Motivated by the observation that the Standard Model of particle physics (plus a right-handed neutrino) has precisely 16 Weyl fermions per generation, we search for $(3+1)$-dimensional chiral fermionic theories and chiral gauge theories that can be regularized on a 3 dimensional spatial lattice when and only when the number of flavors is an integral multiple of 16. All these results are based on the observation that local interactions reduce the classification of certain $(4+1)$-dimensional topological superconductors from $\mathbb{Z}$ to $\mathbb{Z}_{8}$, which means that one of their $(3+1)$-dimensional boundaries can be gapped out by interactions without breaking any symmetry when and only when the number of boundary chiral fermions is an integral multiple of $16$.

Figures (2)

• Figure 1: Our proposal of regularizing SM (or other anomaly free chiral gauge theories with $16n$ chiral fermions) on the lattice. The chiral gauge theory will be realized on the $3d$ boundary of a $4d$ topological superconductor with a thin fourth dimension (which makes the bulk a $3d$ system), and the mirror sector is realized on the opposite boundary. Without interaction, the symmetry forbids any fermion bilinear mass at the boundary; but interaction can gap out the mirror sector without generating a fermion bilinear mass term. Thus the only low energy degree of freedom is the chiral gauge theory on the top boundary. However, this is only possible with $16n$ chiral fermions on each boundary.

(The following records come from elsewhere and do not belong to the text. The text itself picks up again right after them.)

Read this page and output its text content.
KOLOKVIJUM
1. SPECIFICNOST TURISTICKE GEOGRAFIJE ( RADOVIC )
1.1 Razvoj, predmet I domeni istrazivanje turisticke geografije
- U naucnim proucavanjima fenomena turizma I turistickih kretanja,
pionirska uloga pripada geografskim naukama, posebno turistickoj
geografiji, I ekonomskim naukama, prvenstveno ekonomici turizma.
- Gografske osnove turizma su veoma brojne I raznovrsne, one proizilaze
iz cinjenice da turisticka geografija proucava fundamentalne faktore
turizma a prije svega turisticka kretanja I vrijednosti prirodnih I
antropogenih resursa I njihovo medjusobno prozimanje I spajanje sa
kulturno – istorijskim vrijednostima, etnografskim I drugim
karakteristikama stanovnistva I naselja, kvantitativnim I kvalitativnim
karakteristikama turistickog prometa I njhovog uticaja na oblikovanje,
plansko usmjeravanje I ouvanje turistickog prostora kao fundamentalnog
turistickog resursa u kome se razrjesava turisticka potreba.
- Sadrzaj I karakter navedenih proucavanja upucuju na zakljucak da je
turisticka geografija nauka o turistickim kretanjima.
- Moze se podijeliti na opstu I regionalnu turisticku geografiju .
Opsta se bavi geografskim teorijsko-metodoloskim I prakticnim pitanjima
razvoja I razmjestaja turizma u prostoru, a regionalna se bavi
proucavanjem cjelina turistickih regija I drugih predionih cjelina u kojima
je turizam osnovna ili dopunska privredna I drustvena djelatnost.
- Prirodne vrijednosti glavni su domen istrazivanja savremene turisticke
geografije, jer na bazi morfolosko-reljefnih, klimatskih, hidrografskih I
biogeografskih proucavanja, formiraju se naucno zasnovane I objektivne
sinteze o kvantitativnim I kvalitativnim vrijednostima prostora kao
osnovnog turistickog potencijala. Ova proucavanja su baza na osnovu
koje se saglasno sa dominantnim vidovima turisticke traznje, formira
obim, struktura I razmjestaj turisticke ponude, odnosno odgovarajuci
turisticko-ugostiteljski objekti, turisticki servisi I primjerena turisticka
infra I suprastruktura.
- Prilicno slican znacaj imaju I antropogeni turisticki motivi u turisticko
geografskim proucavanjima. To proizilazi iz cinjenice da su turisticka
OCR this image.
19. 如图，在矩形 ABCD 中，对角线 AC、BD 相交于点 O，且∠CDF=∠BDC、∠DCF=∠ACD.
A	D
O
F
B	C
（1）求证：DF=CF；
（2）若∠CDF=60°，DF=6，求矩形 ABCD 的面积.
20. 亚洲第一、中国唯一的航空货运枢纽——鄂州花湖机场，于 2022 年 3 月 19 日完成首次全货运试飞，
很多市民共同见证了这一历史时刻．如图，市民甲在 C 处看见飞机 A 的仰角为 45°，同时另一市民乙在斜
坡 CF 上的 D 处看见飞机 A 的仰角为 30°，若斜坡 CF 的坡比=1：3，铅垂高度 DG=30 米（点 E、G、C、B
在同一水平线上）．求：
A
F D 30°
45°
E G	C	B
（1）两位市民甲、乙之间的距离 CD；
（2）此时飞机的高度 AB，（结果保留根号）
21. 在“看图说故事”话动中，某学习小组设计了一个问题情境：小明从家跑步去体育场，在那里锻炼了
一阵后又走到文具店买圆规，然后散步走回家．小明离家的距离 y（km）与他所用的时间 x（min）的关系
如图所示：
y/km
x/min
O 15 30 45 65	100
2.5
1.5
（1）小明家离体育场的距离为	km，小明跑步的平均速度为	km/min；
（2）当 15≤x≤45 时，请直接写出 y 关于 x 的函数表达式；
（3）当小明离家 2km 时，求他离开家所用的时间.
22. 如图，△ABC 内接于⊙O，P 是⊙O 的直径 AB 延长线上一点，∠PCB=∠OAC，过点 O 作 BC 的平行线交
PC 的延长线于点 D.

• Figure 2: Illustration of topological defects: (a) monopole, (b) vortex line, (c) domain wall. Without interaction, all these defects are nontrivial, i.e. they have degenerate/gapless spectra. However, interactions make all these defects gapped and nondegerate, thus after proliferating these defects, the $3d$ boundary enters a symmetric, fully gapped and nondegenerate phase.